Так уже во второй главе «Капитанской дочки» роль пикаро передается от героя-повествователя «вожатому», предводителю «бессмысленного и беспощадного» русского бунта, ряженому, «мошеннику»-самозванцу, человеку, стремящемуся занять в социальной иерерхии место, не предназначенное ему от рождения.
Появление в романе Пушкина «вожатого», истинного героя плутовского жанра, в то же время являющегося не повествователем, а объектом повествования, подрывает самые основы плутовского дискурса (герой и повествователь – одно и то же лицо). Поэтому со второй главы пикареска, напоминая о себе и строем пушкинского повествования, и отдельными мотивами-вкраплениями, и симметричным возвращением в сюжет карнавализованного трикстера, плута-вояки Зурина45, уступает место «волшебно-сказочному», «рыцарскому», «разбойничьему» romance, в котором юный Гринев становится свидетелем пугачевщины и героем-заступником (при пособничестве Пугачева), влюбленным и поэтом.
Прямодушие и неизменная последовательность поведения Гринева, а главное, его нежелание видеть «низкие» стороны действительности, в частности, то, что его возлюбленная – «капитанская дочь»46, и подвигают Швабрина в так называемой «Пропущенной главе» окрес тить своего соперника (здесь он именуется Булавиным) «Дон-Кишотом Белогорским»47.
Конечно, Гринев – «донкишот» в той же мере, в какой «донкишотами» являются Фрэнк Осбалдистон и другие «молодые» герои романов В. Скотта: они – не безумны, а просто восторженны. Но, уже в силу одного влияния Скотта, в «Капитанской дочке» – благодаря «памяти жанра» – есть немало от романа Сервантеса. Сама пара героев Гринев-Савельич является очевидной трансформацией «донкихотовской пары», причем сходство Савельича (и характерное, и функциональное) с Санчо еще разительнее сходства молодого Гринева и престарелого «хитроумного идальго» (ясно, что возрастное соотношение здесь просто перевернуто).
Не оруженосец, так стремянной, Савельич сопровождает Гринева в его «испытательных» странствиях, играя роль посредника между восторженным и доверчивым «господином» и полным соблазнов и обманов окружающим миром. На ответственности Савельича, коего Гринев-повествователь, к старости лет успевший прочесть и Фонвизина, именует «и денег, и белья, и дел моих рачитель», – материальная сторона жизни. Он, как и Санчо, знает цену деньгам и озабочен тратами хозяина… Речь Савельича, как и речь Санчо, пересыпана пословицами, а переписка Савельича с родителями Гринева по стилю и жанру (письма из крепости (замка) в деревню и обратно) очень напоминает переписку Санчо, оказавшегося вместе с Дон Кихотом в герцогском замке, с женой. Попытка Савельича вмешаться в поединок Гринева с Швабриным, как и редкие порывы трусоватого Санчо поучаствовать в сражениях господина с врагами, приводит к плачевному результату. И нередко слова или поступки Савельича вызывают у его подопечного добрый смех.

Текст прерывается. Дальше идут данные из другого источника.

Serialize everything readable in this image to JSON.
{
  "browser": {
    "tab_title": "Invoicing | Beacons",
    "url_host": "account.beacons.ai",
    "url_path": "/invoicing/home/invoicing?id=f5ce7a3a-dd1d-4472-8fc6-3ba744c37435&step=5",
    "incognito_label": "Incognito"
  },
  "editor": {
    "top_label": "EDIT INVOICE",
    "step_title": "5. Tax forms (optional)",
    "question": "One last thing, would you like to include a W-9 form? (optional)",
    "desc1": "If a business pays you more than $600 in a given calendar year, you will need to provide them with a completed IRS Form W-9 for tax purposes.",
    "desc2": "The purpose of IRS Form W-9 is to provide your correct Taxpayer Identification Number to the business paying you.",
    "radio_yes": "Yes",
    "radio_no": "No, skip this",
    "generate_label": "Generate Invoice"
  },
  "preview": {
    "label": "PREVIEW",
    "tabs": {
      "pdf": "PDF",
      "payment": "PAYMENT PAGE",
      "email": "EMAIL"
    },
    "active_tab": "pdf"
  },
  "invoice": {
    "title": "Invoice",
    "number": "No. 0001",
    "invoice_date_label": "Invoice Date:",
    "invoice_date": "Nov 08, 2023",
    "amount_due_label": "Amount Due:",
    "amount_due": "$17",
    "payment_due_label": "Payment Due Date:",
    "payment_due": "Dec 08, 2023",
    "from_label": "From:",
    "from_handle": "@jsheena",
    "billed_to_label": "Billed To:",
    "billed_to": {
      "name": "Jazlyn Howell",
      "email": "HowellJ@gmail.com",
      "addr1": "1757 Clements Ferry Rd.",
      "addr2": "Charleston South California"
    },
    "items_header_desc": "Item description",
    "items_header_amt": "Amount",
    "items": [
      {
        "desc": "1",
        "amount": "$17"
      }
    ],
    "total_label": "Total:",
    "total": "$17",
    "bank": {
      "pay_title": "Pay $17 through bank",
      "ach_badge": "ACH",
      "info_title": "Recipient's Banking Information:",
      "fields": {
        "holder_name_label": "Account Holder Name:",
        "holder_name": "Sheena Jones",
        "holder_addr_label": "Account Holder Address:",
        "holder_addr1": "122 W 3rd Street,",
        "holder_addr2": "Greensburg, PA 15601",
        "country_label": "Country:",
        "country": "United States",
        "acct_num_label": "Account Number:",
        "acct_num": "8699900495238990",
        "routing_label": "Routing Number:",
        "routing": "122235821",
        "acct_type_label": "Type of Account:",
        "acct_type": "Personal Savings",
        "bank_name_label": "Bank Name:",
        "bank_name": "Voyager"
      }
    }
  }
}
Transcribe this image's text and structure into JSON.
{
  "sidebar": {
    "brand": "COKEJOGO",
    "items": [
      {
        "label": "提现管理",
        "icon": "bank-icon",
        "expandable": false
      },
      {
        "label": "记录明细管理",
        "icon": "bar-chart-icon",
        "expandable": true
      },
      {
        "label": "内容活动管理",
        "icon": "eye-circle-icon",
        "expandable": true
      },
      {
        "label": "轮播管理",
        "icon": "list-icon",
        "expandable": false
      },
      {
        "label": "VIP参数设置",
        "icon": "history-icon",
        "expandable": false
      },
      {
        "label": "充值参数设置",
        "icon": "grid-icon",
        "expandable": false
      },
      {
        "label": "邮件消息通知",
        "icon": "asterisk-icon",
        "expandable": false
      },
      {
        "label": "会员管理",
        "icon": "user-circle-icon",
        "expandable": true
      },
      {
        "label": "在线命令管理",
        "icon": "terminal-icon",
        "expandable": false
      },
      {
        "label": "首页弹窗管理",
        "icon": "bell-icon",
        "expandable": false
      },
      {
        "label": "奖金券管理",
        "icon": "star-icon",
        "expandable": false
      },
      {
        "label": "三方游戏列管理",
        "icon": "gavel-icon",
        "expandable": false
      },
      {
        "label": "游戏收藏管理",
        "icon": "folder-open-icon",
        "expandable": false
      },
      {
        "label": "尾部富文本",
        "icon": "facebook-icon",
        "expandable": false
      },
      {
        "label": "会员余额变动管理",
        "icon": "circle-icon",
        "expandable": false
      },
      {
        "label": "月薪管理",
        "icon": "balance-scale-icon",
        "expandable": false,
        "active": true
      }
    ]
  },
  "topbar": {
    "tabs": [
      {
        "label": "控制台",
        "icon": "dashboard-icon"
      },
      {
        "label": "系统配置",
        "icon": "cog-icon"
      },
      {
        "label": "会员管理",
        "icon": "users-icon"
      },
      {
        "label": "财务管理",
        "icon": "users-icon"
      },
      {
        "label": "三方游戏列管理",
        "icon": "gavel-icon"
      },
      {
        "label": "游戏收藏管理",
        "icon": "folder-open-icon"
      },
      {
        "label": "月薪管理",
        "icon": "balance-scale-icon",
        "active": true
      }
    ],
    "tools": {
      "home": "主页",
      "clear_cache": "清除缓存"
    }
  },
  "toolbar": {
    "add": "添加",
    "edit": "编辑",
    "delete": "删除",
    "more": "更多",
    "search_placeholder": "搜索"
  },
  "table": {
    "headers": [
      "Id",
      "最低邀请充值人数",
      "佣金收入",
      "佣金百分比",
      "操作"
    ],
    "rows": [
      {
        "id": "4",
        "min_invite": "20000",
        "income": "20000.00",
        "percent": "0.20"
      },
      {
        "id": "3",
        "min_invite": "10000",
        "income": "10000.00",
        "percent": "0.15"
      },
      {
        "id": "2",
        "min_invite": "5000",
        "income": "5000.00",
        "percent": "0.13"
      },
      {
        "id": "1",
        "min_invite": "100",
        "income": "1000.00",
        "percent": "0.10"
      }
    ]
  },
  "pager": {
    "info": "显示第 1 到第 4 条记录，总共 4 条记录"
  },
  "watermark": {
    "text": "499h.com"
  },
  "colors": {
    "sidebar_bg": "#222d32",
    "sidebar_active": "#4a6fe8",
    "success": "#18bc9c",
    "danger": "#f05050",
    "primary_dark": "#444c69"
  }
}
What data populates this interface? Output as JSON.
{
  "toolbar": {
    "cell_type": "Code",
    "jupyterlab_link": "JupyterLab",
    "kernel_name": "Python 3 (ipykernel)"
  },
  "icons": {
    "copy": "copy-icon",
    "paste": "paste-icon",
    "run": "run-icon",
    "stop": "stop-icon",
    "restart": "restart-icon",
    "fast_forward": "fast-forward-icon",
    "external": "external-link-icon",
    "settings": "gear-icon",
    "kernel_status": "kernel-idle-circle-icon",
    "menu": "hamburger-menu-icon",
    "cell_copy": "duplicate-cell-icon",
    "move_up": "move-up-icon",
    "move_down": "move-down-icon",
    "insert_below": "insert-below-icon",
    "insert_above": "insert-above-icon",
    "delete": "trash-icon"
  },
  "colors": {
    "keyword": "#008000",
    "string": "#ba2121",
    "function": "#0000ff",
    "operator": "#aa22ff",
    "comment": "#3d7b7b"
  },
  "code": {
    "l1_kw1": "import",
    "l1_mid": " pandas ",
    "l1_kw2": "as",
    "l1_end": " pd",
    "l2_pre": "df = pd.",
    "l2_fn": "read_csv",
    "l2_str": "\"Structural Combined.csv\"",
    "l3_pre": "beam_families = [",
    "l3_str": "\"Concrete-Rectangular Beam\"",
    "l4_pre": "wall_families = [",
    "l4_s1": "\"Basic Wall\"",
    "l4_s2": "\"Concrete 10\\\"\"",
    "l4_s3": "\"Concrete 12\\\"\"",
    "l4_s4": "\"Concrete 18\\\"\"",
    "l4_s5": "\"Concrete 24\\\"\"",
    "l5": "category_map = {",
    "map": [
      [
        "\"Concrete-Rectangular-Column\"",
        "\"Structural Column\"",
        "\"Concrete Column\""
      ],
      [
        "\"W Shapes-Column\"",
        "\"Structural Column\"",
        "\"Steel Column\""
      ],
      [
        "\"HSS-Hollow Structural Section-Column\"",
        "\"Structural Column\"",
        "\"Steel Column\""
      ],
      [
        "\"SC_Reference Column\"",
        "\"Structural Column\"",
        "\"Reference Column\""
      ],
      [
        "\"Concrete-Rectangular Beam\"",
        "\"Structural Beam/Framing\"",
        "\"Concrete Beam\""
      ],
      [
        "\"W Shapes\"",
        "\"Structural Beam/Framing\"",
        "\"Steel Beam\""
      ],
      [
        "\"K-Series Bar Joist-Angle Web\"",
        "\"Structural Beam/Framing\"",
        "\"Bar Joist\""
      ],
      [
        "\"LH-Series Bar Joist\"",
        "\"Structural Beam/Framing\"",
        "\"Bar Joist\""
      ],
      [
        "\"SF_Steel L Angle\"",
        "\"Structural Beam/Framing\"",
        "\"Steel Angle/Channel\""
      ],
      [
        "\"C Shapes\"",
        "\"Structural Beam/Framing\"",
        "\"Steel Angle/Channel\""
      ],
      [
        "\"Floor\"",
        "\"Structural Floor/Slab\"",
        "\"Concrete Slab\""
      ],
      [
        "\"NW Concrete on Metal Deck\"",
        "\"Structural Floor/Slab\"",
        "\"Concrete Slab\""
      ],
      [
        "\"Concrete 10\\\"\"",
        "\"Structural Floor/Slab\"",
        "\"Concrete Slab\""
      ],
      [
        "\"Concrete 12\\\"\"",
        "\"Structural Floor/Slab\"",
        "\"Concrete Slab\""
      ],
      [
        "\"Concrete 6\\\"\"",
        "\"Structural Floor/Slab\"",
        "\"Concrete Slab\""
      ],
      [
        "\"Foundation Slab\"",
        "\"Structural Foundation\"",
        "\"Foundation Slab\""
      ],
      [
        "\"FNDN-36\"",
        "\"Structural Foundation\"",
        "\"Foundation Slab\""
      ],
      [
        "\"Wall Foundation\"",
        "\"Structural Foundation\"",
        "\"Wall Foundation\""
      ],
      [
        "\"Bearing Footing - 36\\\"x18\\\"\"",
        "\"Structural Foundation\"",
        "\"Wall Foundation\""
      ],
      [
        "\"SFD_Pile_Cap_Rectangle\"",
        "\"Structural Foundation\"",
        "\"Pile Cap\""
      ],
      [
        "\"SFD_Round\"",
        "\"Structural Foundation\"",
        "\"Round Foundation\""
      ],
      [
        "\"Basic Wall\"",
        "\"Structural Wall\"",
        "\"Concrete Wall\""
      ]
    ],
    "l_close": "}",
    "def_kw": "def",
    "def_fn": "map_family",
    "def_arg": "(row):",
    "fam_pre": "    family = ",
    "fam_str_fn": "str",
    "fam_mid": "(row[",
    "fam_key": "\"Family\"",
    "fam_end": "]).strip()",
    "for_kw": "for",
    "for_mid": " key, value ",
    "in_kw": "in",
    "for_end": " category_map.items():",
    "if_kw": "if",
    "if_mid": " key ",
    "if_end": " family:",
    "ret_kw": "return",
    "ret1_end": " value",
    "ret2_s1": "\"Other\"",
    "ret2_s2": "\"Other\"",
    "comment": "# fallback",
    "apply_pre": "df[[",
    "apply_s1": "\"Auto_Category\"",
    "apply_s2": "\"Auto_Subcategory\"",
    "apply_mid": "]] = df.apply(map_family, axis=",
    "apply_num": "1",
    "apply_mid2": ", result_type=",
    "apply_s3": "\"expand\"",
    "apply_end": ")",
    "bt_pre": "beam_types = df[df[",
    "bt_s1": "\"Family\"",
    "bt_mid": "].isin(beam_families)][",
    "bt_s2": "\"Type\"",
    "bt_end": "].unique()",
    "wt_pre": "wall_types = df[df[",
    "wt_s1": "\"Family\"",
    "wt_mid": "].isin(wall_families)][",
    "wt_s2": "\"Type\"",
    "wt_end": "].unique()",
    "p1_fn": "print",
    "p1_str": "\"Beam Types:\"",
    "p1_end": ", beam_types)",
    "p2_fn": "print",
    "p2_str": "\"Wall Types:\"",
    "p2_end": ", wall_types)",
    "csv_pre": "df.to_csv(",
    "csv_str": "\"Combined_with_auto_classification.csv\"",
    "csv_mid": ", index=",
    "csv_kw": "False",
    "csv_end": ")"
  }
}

Самоотверженность Савельича, готовность пожертвовать жизнью ради господина даже в чем-то превосходит привязанность к Дон Кихоту его оруженосца: ведь именно Савельич, бросившись к ногам самозванца, спасает Гринева от виселицы. В этот момент, именуя Пугачева «отец родной», Савельич, явно относящийся к Гриневу как к своему сыну, хитроумно (тактически) признает свое поражение в длящемся весь роман споре с Пугачевым за душу (жизнь!) «барского дитяти».
И Пугачев, и Савельич – субституты Гринева-старшего: отсюда – их сходство, их функциональная сближенность в романе, отмеченная, в частности, В. Н. Турбиным48. Для Савельича Гринев – «дитя», и символом, знаком этой детскости становится знаменитый заячий тулупчик – главный пункт столкновений Савельича с Пугачевым. Навязчиво – вплоть до комизма – Савельич при любом удобном случае о тулупе вспоминает, требует его возврата (хотя Пугачев уже возвратил Гриневу ни много ни мало – жизнь). Но Савельич помнит о тулупе – помнит о Гриневе-ребенке, о том времени, когда тулуп был тому впору. Он хочет повернуть время вспять.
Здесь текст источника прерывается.